Dans cette crise, il y a une conscience très largement partagée par les citoyens. Dans notre société, il y a des gros, qui peuvent tout se permettre, y compris de faire payer leur dette à l’état, et puis il y a la masse des autres, qui à la fin doivent payer de toute façon, par l’impôt, par la perte de salaires, ou par l’inflation…

Il est essentiel pour ne pas être coincé dans ce simple constat d’insister sur deux points :

  • s’il y a bien donc des classes sociales, le plus important pour les « petits » est de prendre conscience que c’est justement la « lutte » de ces classes sociales pour la défense de leurs intérêts qui est le moteur de l’histoire. Tant que les « petits » sont divisés, émiettés, individualisés… les « gros », qui eux ont les moyens de s’organiser, sont ceux qui orientent le monde. Mais dès que les petits sortent dans les rues, se parlent, s’organisent, et font vivre leur « conscience » d’être ensemble, leur « conscience de classe », alors ils sont les plus nombreux, ils peuvent tout renverser, des référendums où tout le monde leur demandait de dire oui, jusqu’aux pouvoirs politiques comme en Amérique Latine…
  • s’il y a crise financière, ce n’est pas seulement parce qu’une partie des « gros » a joué dangereusement à la bourse, ce n’est pas qu’il y a eu des « dérives », des « traders fous », c’est bien que la logique d’un système a poussé à rechercher des gains toujours plus gigantesques qui ne pouvaient être trouvés ailleurs que dans les artifices financiers…

C’est sur ce deuxième point que cet article se propose de compléter les analyses déjà parues

Cette crise est-elle celle d’une verrue ou bien celle d’un système. est-elle principalement financière, ou aussi politique, économique… Est le capitalisme lui même dont la légitimité est mis en cause brutalement ?

D’abord, qu’est ce qui a poussé les dirigeants à miser tant de capitaux dans des outils de plus en plus complexe ? Pourquoi tant de naïveté devant les martingales toujours plus délirantes que la créativité des mathématiques financières a inventé ? Les élites connaissent les risques ; crise des caisses d’épargne américaine, de la banque Long Term Credit Management, fondée par des prix Nobel d’Economie et dont la faillite couta 100 Milliards de $ aux contribuables US… Et pourtant, ils ont continué, cherchant avec frénésie des taux de profits mirifiques…

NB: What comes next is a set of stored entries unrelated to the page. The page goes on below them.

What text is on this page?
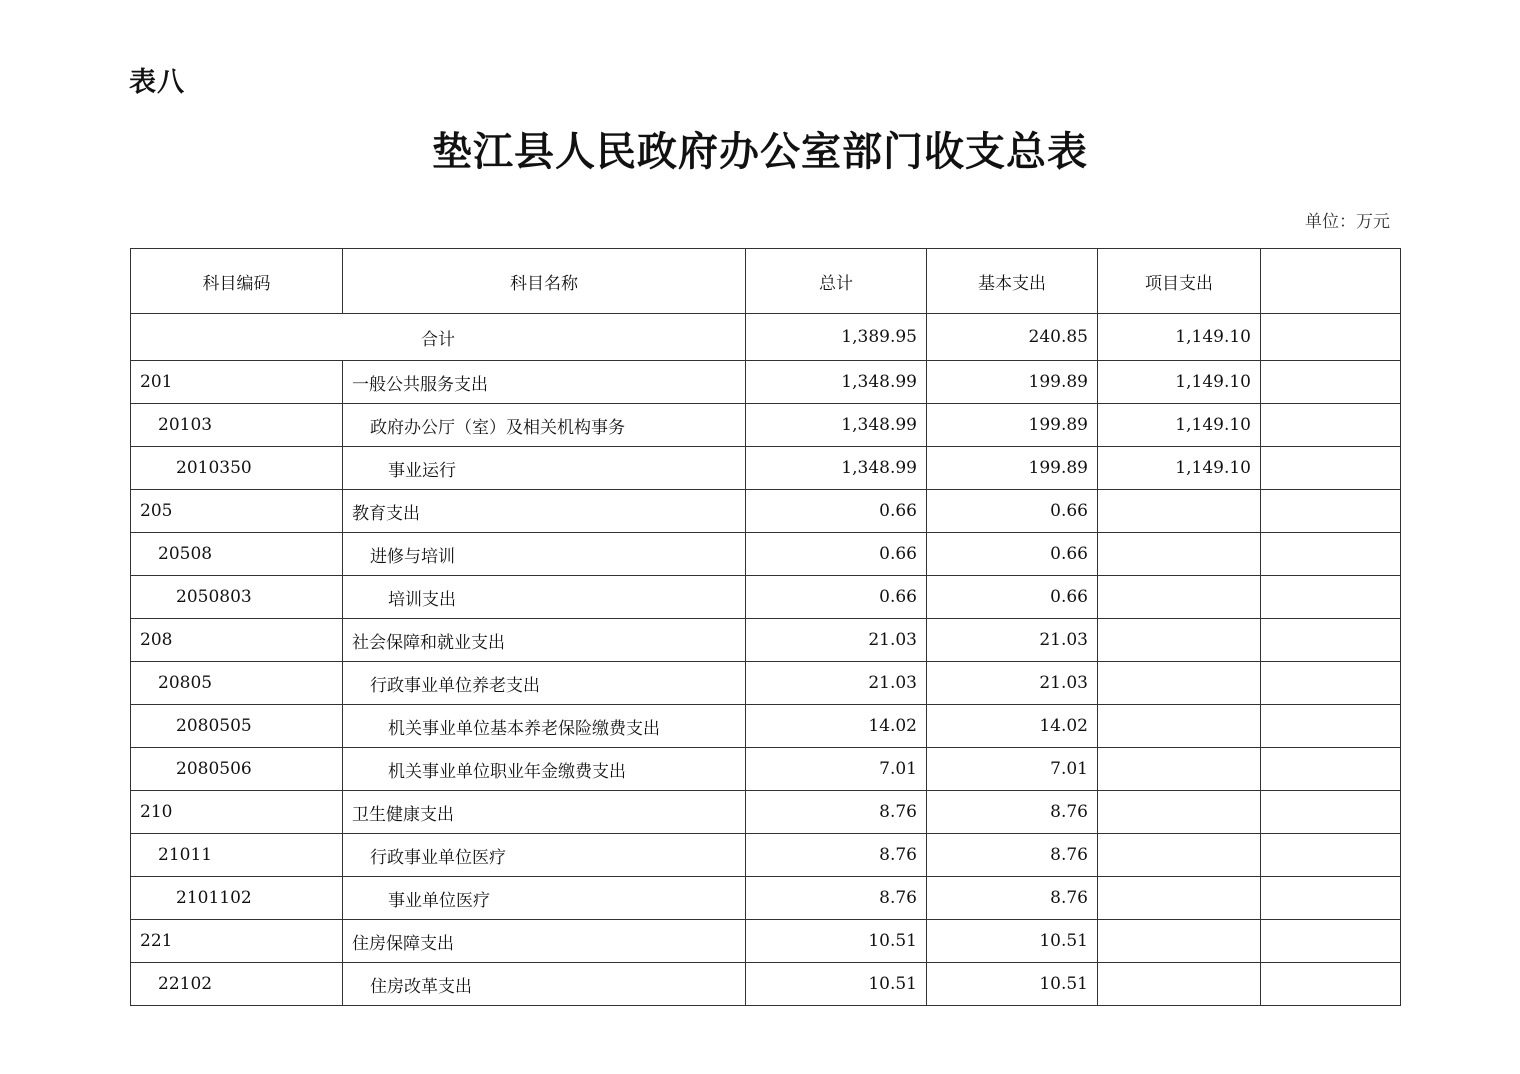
表八
垫江县人民政府办公室部门收支总表
单位：万元
科目编码	科目名称	总计	基本支出	项目支出	
合计		1,389.95	240.85	1,149.10	
201	一般公共服务支出	1,348.99	199.89	1,149.10	
20103	政府办公厅（室）及相关机构事务	1,348.99	199.89	1,149.10	
2010350	事业运行	1,348.99	199.89	1,149.10	
205	教育支出	0.66	0.66		
20508	进修与培训	0.66	0.66		
2050803	培训支出	0.66	0.66		
208	社会保障和就业支出	21.03	21.03		
20805	行政事业单位养老支出	21.03	21.03		
2080505	机关事业单位基本养老保险缴费支出	14.02	14.02		
2080506	机关事业单位职业年金缴费支出	7.01	7.01		
210	卫生健康支出	8.76	8.76		
21011	行政事业单位医疗	8.76	8.76		
2101102	事业单位医疗	8.76	8.76		
221	住房保障支出	10.51	10.51		
22102	住房改革支出	10.51	10.51		
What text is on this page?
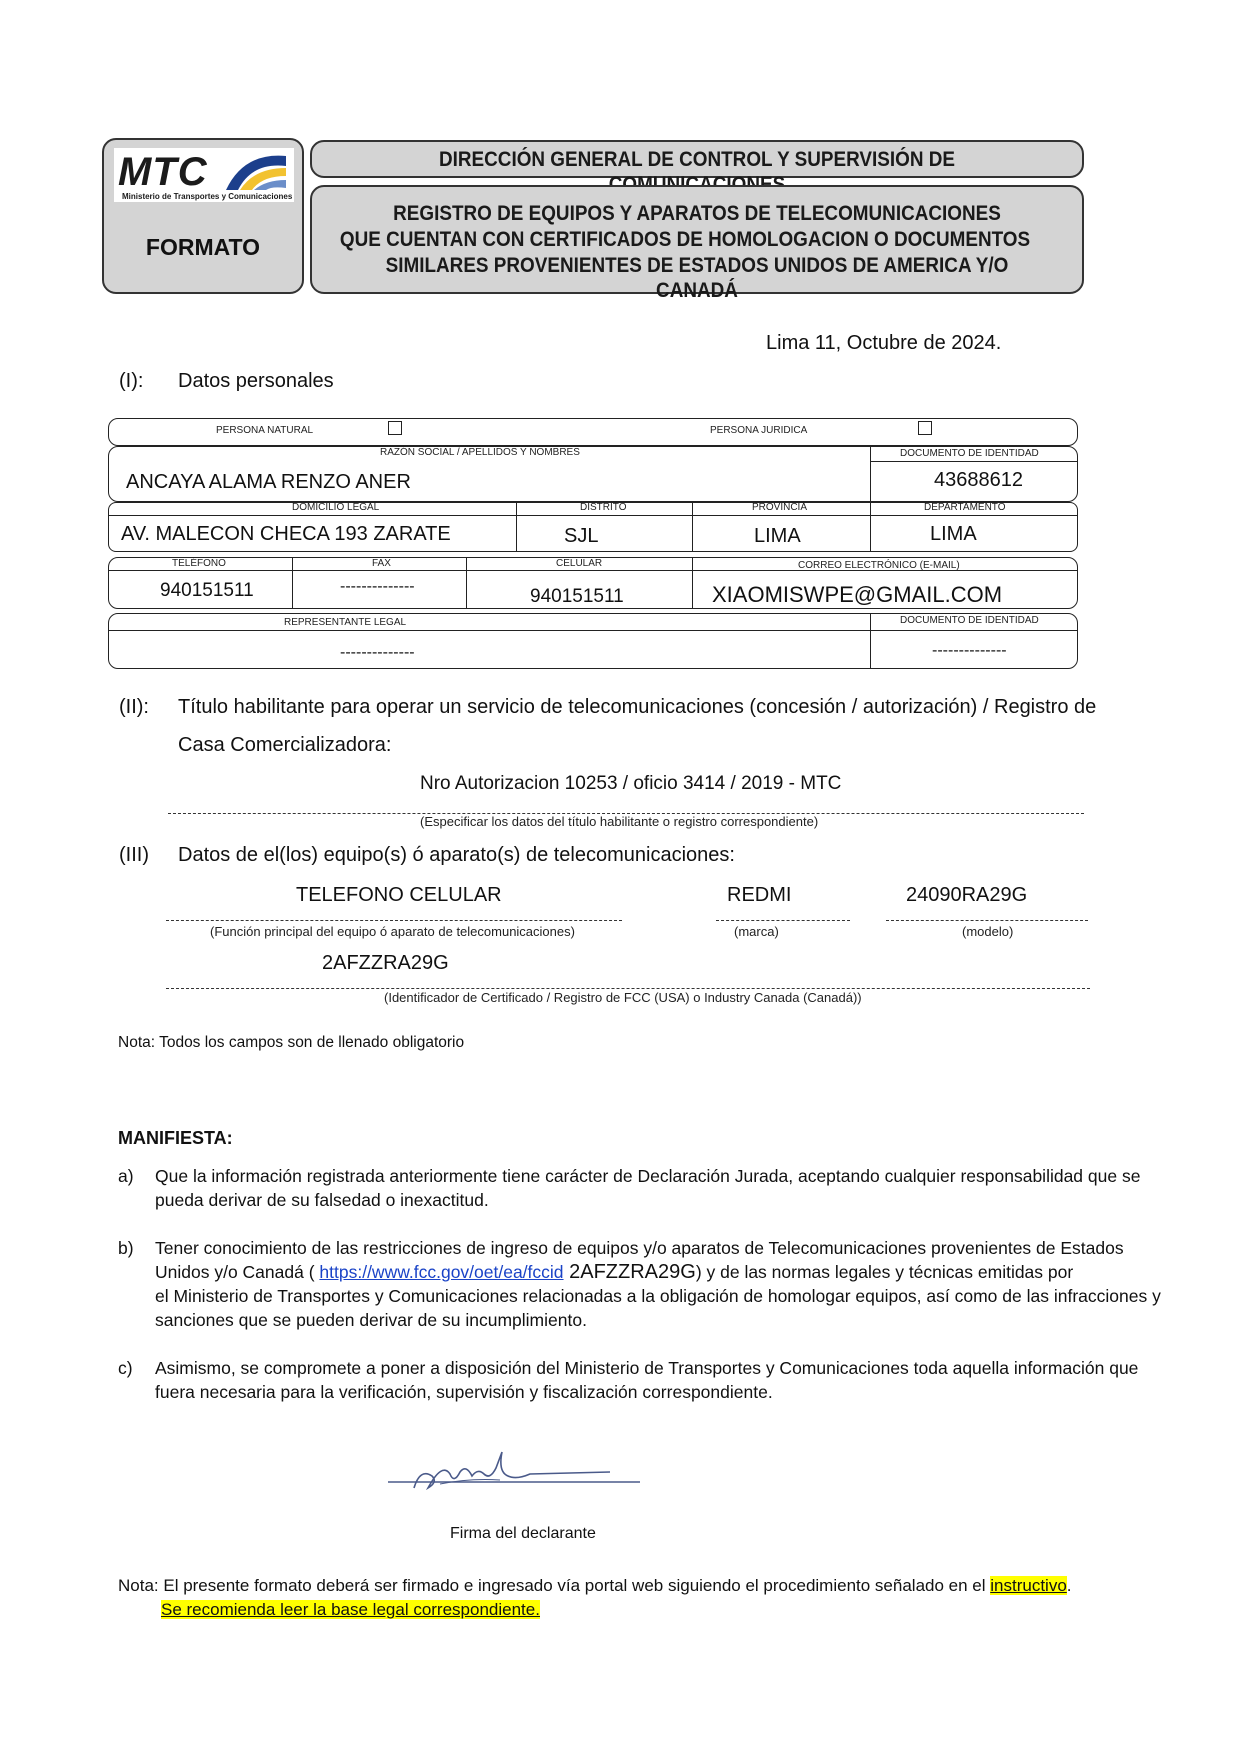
MTC
Ministerio de Transportes y Comunicaciones
FORMATO
DIRECCIÓN GENERAL DE CONTROL Y SUPERVISIÓN DE
REGISTRO DE EQUIPOS Y APARATOS DE TELECOMUNICACIONES
QUE CUENTAN CON CERTIFICADOS DE HOMOLOGACION O DOCUMENTOS
SIMILARES PROVENIENTES DE ESTADOS UNIDOS DE AMERICA Y/O CANADÁ
Lima 11, Octubre de 2024.
(I): Datos personales
PERSONA NATURAL	PERSONA JURIDICA
RAZÓN SOCIAL / APELLIDOS Y NOMBRES	DOCUMENTO DE IDENTIDAD
ANCAYA ALAMA RENZO ANER	43688612
DOMICILIO LEGAL	DISTRITO	PROVINCIA	DEPARTAMENTO
AV. MALECON CHECA 193 ZARATE	SJL	LIMA	LIMA
TELÉFONO	FAX	CELULAR	CORREO ELECTRÓNICO (E-MAIL)
940151511	--------------	940151511	XIAOMISWPE@GMAIL.COM
REPRESENTANTE LEGAL	DOCUMENTO DE IDENTIDAD
--------------	--------------
(II): Título habilitante para operar un servicio de telecomunicaciones (concesión / autorización) / Registro de
Casa Comercializadora:
Nro Autorizacion 10253 / oficio 3414 / 2019 - MTC
(Especificar los datos del título habilitante o registro correspondiente)
(III) Datos de el(los) equipo(s) ó aparato(s) de telecomunicaciones:
TELEFONO CELULAR	REDMI	24090RA29G
(Función principal del equipo ó aparato de telecomunicaciones)	(marca)	(modelo)
2AFZZRA29G
(Identificador de Certificado / Registro de FCC (USA) o Industry Canada (Canadá))
Nota: Todos los campos son de llenado obligatorio
MANIFIESTA:
a) Que la información registrada anteriormente tiene carácter de Declaración Jurada, aceptando cualquier responsabilidad que se
pueda derivar de su falsedad o inexactitud.
b) Tener conocimiento de las restricciones de ingreso de equipos y/o aparatos de Telecomunicaciones provenientes de Estados
Unidos y/o Canadá ( https://www.fcc.gov/oet/ea/fccid 2AFZZRA29G) y de las normas legales y técnicas emitidas por
el Ministerio de Transportes y Comunicaciones relacionadas a la obligación de homologar equipos, así como de las infracciones y
sanciones que se pueden derivar de su incumplimiento.
c) Asimismo, se compromete a poner a disposición del Ministerio de Transportes y Comunicaciones toda aquella información que
fuera necesaria para la verificación, supervisión y fiscalización correspondiente.
Firma del declarante
Nota: El presente formato deberá ser firmado e ingresado vía portal web siguiendo el procedimiento señalado en el instructivo.
Se recomienda leer la base legal correspondiente.
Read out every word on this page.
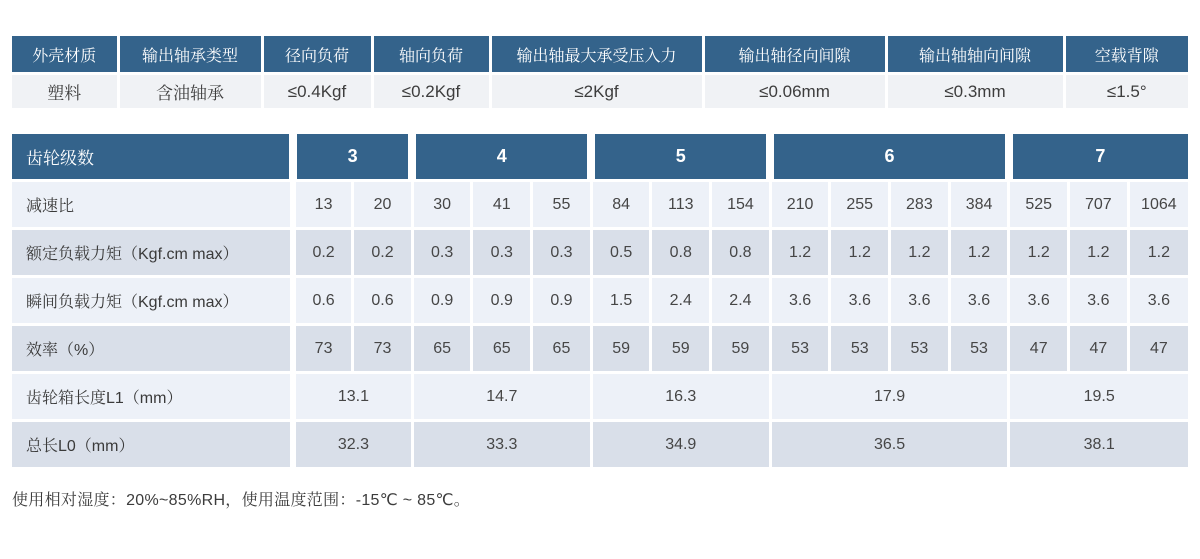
外壳材质	输出轴承类型	径向负荷	轴向负荷	输出轴最大承受压入力	输出轴径向间隙	输出轴轴向间隙	空载背隙
塑料	含油轴承	≤0.4Kgf	≤0.2Kgf	≤2Kgf	≤0.06mm	≤0.3mm	≤1.5°
齿轮级数	3		4			5			6				7		
减速比	13	20	30	41	55	84	113	154	210	255	283	384	525	707	1064
额定负载力矩（Kgf.cm max）	0.2	0.2	0.3	0.3	0.3	0.5	0.8	0.8	1.2	1.2	1.2	1.2	1.2	1.2	1.2
瞬间负载力矩（Kgf.cm max）	0.6	0.6	0.9	0.9	0.9	1.5	2.4	2.4	3.6	3.6	3.6	3.6	3.6	3.6	3.6
效率（%）	73	73	65	65	65	59	59	59	53	53	53	53	47	47	47
齿轮箱长度L1（mm）	13.1		14.7			16.3			17.9				19.5		
总长L0（mm）	32.3		33.3			34.9			36.5				38.1		
使用相对湿度：20%~85%RH，使用温度范围：-15℃ ~ 85℃。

Il est vrai que le système a tout d’une cercle vicieux.. Plus un capital est engagé dans des affaires à risques, plus il est tenté par les affaires encore plus risquées, mais qui lui permette de se sortir de la première… et d’internet en immobilier, de pétrole en acro-carburants… tout le monde du capital cherche le St-Graal…. le taux de profit à 20% et plus dans lequel on peut injecter des milliards qu’on n’a pas encore, mais dont on tirera surement les millions nécessaires pour vivre parmi les très riches…

La financiarisation, n’est pourtant pas une nouveauté pour le capital. Lénine dans « L’impérialisme, stade suprême du capitalisme », la décrit déjà comme une caractéristique de l’impérialisme. Mais il y a un siècle, la finance est le levier qui permet au capital de démultiplier sa croissance sur toute la planète, de la contrôler en laissant ses mercenaires prendre les risques sur le terrain colonial, pendant que les banques organisent et récupèrent les profits… La financiarisation qui accélère la concentration du capital, accompagne aussi sa croissance très forte dans le défrichement capitaliste de nouveaux territoires…

Aujourd’hui, la financiarisation ne vise pas à contrôler la croissance, car, grande différence avec le 19e siècle, les pays du Sud ont conquis une part d’indépendance qui ne permet plus les mêmes prélèvements impérialistes ! La force de la Chine et de l’Inde ne permet plus de piller l’Asie aussi facilement qu’au 19e siècle, la guerre libérale en Amérique Latine a provoqué 20 ans après une vague de reconquête populaire qui ébranle l’Amérique toute entière. Si l’extension de la zone « Mark/Euro » à l’Est a permis le développement de l’Allemagne, elle se heurte désormais à la reconstruction russe, de l’Ukraine à la Géorgie…

Et plus encore, le capitalisme en croissance du 19e siècle développait son marché intérieur. John Ford avait associé à sa révolution industrielle de la ligne de fabrication un salaire élevé permettant à ses ouvriers de se payer une voiture. Or, grisé par sa victoire sans partage sur le camp socialiste, le capital mène depuis 20 ans une guerre sans merci contre les salaires, pesant sur la croissances…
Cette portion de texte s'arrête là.